PLEXUS Market Comments
Market Comments – Jun 04, 2020
NY futures resumed their rally this week, as July gained 243 points to close at 60.00 cents, while December advanced 204 points to close at 59.58 cents.
It was an eventful week, as short-covering boosted the July contract all the way up to a high of 61.15, before it pulled back to the 60 cents level. July dragged new crop values along, but December has so far not been able to crack the 60 cents barrier, as it posted a high of 59.80 this week.
The sharp drop in July open interest, which fell by 13.5k contracts over the last three sessions, clearly shows that this latest push was driven by short-covering and not by fresh buying. Overall open interest was down by 6.3k over the same three sessions, as some of the July positions were rolled to new crop.
The cornerstone of a healthy bull market is increasing volume combined with expanding open interest, which is the opposite of what we are seeing at the moment. This serves as a warning sign that this bull run may be on its last leg.
While the technical picture still looks constructive at this point, fundamentals present a mixed bag. On the one hand we have very weak export demand, but on the other hand there may be some trouble brewing in West Texas, as drought conditions are getting more pronounced. La Niña years typically get drier than normal weather in the central US and we are seeing early signs of this pattern.
US export sales slowed down considerably last week, as net new sales of Upland and Pima cotton amounted to just 8,900 running bales for all three marketing years combined. Shipments amounted to 240,000 RB, which was over 70k bales below the pace needed to make the current USDA estimate of 15.0 million statistical bales.
There were cancellations of 34,200 RB in ten markets that put a negative spin on this report. We keep hearing of quite a few contract renegotiations and cancellations, which will likely keep a lid on US export sales for the time being. Total commitments for the current season remain at around 17.3 million statistical bales, of which a little over 12.0 million bales have been exported. New crop sales are so far at 2.95 million statistical bales.
The CFTC spec/hedge report as of May 26 showed almost no changes, as speculators were 0.50 million bales net short, while the trade had a 5.44 million bales net short position. Index funds were on the long side with a 5.94 million bales net long position.
Interestingly, we are seeing a similar constellation across the Ag commodities sector. Whether it is wheat, soybeans, cocoa or sugar, large speculators and the trade own net short positions, while index funds are on the long side. This shows that active traders subscribe to a more pessimistic view on the market, while index funds, who are made up of passive investors, are using commodities as a diversification strategy and as an inflation hedge.

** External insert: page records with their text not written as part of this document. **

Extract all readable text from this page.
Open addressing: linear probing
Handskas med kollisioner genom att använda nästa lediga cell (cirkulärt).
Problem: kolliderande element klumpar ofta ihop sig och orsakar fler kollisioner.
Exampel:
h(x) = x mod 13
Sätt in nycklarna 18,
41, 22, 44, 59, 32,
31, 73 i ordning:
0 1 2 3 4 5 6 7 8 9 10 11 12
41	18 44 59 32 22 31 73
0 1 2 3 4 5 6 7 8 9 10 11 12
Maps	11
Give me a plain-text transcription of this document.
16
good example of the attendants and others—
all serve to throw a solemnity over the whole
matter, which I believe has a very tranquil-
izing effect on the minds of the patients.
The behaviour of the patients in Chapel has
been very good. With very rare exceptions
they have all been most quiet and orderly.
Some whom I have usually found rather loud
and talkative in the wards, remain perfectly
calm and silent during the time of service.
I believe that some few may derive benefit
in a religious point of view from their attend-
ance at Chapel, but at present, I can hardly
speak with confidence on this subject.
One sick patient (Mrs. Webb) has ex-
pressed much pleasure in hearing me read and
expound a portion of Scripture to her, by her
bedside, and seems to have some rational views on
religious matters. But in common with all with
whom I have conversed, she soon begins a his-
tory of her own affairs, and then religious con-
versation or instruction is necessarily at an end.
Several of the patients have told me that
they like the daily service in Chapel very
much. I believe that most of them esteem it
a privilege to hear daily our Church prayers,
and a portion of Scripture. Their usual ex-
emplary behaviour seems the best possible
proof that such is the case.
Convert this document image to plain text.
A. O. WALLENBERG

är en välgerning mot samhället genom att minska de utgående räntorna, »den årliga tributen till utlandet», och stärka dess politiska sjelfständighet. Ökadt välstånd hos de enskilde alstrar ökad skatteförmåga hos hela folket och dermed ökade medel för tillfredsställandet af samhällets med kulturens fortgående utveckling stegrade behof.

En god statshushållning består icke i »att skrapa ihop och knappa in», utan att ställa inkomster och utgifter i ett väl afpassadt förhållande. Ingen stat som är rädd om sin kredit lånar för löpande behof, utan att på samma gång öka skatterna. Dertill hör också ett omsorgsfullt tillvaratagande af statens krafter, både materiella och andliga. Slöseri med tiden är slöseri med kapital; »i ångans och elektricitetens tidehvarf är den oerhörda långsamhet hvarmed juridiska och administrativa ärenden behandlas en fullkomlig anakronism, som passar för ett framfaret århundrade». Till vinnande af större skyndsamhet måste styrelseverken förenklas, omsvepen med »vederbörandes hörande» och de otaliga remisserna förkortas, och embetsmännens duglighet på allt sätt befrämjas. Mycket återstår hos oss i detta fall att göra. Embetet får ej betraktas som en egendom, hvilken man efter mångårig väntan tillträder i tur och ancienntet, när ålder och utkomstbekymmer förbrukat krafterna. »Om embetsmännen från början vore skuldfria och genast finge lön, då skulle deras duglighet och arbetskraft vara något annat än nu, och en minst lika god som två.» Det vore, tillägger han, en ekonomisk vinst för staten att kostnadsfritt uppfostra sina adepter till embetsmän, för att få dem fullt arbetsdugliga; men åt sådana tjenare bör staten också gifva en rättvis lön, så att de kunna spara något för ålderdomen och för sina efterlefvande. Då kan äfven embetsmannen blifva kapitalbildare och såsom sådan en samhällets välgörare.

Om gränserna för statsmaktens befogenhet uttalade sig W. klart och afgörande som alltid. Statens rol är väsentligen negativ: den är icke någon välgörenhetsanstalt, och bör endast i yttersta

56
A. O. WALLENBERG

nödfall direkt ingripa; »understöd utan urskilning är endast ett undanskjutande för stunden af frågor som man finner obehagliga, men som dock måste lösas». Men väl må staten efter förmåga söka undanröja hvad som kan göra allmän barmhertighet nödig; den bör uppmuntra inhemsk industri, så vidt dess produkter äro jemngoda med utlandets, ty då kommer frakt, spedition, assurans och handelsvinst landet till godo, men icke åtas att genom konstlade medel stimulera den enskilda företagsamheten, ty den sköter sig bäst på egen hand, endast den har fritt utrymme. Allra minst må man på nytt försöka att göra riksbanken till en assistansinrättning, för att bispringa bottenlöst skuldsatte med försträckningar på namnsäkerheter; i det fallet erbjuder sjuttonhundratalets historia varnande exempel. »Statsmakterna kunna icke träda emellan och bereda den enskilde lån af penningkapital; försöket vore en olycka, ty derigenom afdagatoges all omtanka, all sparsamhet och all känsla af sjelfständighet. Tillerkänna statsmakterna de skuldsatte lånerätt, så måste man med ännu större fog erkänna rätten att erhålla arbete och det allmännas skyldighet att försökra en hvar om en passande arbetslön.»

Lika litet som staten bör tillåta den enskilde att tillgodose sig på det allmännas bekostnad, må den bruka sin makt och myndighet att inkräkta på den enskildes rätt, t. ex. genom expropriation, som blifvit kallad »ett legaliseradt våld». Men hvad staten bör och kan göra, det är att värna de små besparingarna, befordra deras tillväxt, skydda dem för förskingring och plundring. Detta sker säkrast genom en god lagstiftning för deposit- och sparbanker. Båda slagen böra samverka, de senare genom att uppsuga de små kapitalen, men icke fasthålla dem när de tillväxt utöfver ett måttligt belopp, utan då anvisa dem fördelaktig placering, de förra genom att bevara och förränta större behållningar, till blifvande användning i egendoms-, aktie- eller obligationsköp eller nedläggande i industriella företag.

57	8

There is a growing disconnect between perception and reality when it comes to financial markets. Dismal fundamentals have taken a backseat to money flows, which have created some positive momentum in many of these assets and pushed prices to extreme levels. Yesterday the Nasdaq-100 index came within a few points of its all-time high set on February 19, even though corporate earnings have been decimated since then.
It was quite astonishing to see how markets simply ignored the biggest riots in the US in over 50 years, which led to widespread looting and vandalism. This couldn’t have come at a more inopportune time, because many retail stores and restaurants had just opened again after a long lockdown. Now many of these shops are boarded up and consumers are afraid to go out. This will only make a dire economic situation even worse and force many of these small businesses into insolvency.
While financial markets don’t seem to care, the US dollar has come under pressure, as foreigners are starting to question the ‘safe haven’ status of the US. These riots have clearly tarnished the image of the US and as a result we could see some reallocation and repatriation of capital to Europe and Asia. Unfortunately we don’t see an end to the current situation, especially with a contentious presidential election looming.
While a weaker dollar should in theory underpin financial assets denominated in US dollars, we would like to point out that in 2008 the US dollar index traded about 20% lower than now, which didn’t stop the price of cotton from crashing to 36.70 cents during the financial crisis.
So where do we go from here?
The futures market has become the best buyer at 60 cents and as a result we have seen a rise in the certified stock, which we expect to grow further as we approach First Notice Day in about three weeks from now. There are a lot of current crop commitments being cancelled and some of that cotton will end up on the board.
This entire bull run has been predicated on China absorbing most if not all of the tenderable grades left in current crop, which has led to short-covering and forced prices higher. However, while China has shown up as a buyer recently, we have yet to see how much they are really taking and how many of these tenderable grades will be left over.
Even if July can pull off this bluff going into the notice period, we cannot see how December will sustain itself at current levels given the massive stocks around the globe and the clearly deteriorating economic environment. We feel that many traders erroneously believe that happy days are here again thanks to all the funny money the central banks and governments are handing out, but this won’t prevent the coming insolvency crisis, which will be deflationary. We still feel that December at 60 cents is a gift and that growers and owners of inventory should take out some downside protection via the options market!